Dan Miller on Outsourcingwith Dan Miller
Dan Miller of Mulberrys Garment Care talks outsourcing, bootstrapping, and growing slowly in some leftover bits we couldn’t quite fit into episode 14.
The Full Transcript:
Wailin: [00:00:00] Welcome to this mini bonus episode of Rework. Today we have a short conversation with Dan Miller who you might remember from the last episode. He founded a company called Mulberrys Garment Care after his dry cleaner left a bride’s garter from a wedding in his suit pocket leading to an embarrassing moment at an important meeting. I was surprised to learn that Mulberrys is not one of these gig economy startups. It doesn’t use contractors for its dry cleaning and delivery. Mulberrys has 120 employees in the Minneapolis/St. Paul area and San Francisco.
[00:00:32] I asked Dan why he structured his business the way he did and how he’s been able to do it without taking equity investment. Dan: [00:00:39] We want to reimagine the experience at every touchpoint. Well, then, the people that are connecting with our customers, whether it’s the person at the front desk, or a delivery driver or the person cleaning their clothes has to have a stake in the company. And has to have a stake in our success.
[00:00:55] So, what we did from the ground up was say. If you come to Mulberrys this isn’t just going to be a job. This is going to be a career and so, we offer 401K, health care benefits, and in doing that, that’s had a huge ripple effect in terms of making sure that people feel that they’re a part of something bigger than just doing a job. Which really kind of caveats to your second question, which is how do you afford that while bootstrapping?
[00:01:25] What’s funny about it is, I actually don’t think it’s an economic trade-off. I think that the customer retention gains you get by having people who care serving them and also the gains you get in terms of employee retention, in that you’re not retraining every week because somebody’s cycling through actually outweigh the costs associated with having to pay additional payroll taxes or some health benefits or that sort of thing.
Wailin: [00:01:57] Did it limit how much you could grow at the beginning, especially?
Dan: [00:02:03] My vision from the beginning was I wanted to be the nation’s leading dry cleaner and it’s absolutely true that if you are willing to outsource the whole thing, you can grow much quicker. So, we have competitors who literally outsource everything. They don’t do the cleaning. They don’t hire the drivers. They’re essentially just a layer on top. They provide an app or something. Or a website and that’s all they do. Our belief was that that’s a short-term win, so you can get into more cities faster that way, and that’s great. But, in the long run, they’ll lose because any time they’re going to match up with us the experience is going to be so distinctly different in terms of the service they receive, the cleaning quality, the turnaround time. The absence of issues like lost garments or other sorts of things. They won’t be able to sustain anything they grab by moving into a new market.

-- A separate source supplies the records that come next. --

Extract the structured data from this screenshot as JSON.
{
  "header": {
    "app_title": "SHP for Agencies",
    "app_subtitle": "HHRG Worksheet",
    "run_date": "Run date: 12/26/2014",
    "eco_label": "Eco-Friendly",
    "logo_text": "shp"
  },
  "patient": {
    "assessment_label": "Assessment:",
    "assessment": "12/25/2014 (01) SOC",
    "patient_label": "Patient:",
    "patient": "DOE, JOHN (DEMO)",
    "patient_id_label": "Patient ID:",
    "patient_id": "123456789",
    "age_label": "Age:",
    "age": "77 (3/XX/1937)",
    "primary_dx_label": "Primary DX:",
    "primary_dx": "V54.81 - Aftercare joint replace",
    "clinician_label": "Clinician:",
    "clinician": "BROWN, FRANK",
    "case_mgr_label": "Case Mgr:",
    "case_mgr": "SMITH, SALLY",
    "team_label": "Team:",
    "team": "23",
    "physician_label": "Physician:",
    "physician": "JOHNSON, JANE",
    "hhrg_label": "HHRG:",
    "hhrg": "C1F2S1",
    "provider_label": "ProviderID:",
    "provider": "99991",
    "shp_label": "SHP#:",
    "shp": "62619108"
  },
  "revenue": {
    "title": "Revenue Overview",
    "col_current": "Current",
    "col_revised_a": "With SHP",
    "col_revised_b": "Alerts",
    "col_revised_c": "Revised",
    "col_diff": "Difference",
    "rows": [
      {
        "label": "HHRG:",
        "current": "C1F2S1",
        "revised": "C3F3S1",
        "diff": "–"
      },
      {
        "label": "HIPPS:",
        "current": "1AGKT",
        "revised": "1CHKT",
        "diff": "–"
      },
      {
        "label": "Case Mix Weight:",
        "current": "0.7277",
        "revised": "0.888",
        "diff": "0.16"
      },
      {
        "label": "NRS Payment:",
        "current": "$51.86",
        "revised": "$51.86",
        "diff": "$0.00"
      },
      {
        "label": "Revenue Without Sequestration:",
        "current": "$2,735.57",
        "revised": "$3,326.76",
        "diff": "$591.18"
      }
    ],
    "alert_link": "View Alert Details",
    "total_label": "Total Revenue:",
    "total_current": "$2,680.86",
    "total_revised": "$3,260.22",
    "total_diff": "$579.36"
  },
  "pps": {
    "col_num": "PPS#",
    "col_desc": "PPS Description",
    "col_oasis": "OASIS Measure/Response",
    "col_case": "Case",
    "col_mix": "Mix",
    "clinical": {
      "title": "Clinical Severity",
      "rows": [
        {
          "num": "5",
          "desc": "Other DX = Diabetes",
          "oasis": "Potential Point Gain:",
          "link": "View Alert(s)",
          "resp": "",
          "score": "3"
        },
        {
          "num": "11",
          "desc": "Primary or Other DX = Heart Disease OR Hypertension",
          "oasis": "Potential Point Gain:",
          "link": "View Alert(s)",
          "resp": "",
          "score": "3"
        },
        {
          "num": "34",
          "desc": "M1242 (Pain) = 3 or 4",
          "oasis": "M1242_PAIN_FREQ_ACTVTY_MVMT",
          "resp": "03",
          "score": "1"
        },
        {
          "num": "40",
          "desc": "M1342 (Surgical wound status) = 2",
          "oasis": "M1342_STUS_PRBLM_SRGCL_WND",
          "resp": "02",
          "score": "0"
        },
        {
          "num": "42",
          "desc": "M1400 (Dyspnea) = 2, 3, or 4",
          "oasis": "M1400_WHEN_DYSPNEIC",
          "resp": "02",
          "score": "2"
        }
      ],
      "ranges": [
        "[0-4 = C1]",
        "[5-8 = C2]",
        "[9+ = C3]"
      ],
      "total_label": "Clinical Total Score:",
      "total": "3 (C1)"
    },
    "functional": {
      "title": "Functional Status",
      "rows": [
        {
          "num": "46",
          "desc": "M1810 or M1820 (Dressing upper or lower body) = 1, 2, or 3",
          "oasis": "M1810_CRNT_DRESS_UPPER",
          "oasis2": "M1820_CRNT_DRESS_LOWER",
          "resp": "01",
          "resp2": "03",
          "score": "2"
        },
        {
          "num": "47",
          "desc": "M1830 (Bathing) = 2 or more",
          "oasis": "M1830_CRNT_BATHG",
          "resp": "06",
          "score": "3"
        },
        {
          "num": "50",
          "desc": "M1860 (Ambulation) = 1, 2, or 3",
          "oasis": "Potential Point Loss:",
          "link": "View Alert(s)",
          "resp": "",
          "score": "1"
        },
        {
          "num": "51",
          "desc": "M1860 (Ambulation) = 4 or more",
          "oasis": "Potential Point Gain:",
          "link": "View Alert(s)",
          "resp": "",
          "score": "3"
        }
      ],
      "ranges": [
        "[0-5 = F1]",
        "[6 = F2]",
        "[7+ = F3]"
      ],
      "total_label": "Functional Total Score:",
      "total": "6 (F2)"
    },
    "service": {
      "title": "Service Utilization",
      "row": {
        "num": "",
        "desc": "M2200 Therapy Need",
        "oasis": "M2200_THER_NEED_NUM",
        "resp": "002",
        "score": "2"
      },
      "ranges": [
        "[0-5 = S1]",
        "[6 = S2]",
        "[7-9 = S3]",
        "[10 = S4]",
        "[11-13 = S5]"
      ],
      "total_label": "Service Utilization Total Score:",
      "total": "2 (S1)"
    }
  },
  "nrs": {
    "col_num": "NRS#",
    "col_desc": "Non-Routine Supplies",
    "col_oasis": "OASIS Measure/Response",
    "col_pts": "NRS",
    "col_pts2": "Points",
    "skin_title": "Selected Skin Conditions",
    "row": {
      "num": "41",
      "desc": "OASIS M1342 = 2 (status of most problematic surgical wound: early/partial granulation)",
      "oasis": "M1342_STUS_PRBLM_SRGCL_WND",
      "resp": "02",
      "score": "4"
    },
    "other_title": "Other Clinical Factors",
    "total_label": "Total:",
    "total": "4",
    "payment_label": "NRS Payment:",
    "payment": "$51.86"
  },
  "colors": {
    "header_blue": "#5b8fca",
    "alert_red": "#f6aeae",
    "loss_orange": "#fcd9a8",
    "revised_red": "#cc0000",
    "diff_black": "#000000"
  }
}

[00:02:59] We kind of think of ourselves out in California, there’s a burger chain called In and Out, I don’t know if you know them. But they took the approach of, we’re just going to do it right. We’re going to do really good cheeseburgers, really good French fries. We’re going to grow slow and we’re going to finance it cautiously, we’re going to pay our employees well, and so that’s really what we believe was the long-term strategy that was going to pay off.
Wailin: [00:03:25] Did it baffle some of the people that you might have talked to who were investors or other people in the startup and business world when they found out that this was your structure?
Dan: [00:03:37] Absolutely. Yes. And we still do not have outside equity financing. It’s all been debt financed. Mainly because of that. Because every time we looked into raising equity the things that investors, particularly equity investors wanted us to do were antithetical to really our approach, our mission. They said, well, why don’t you outsource all the cleaning, and then you can move into new markets faster, or why don’t you outsource all the drivers because then you can hire them faster and that’s not who we are. And we thought that once we started doing that, then you’re giving away the very competitive advantage that you’ve constructed. Then I’m going back to the very dry cleaner that I hated and next thing you know, my customers will have garter belts in their clothing.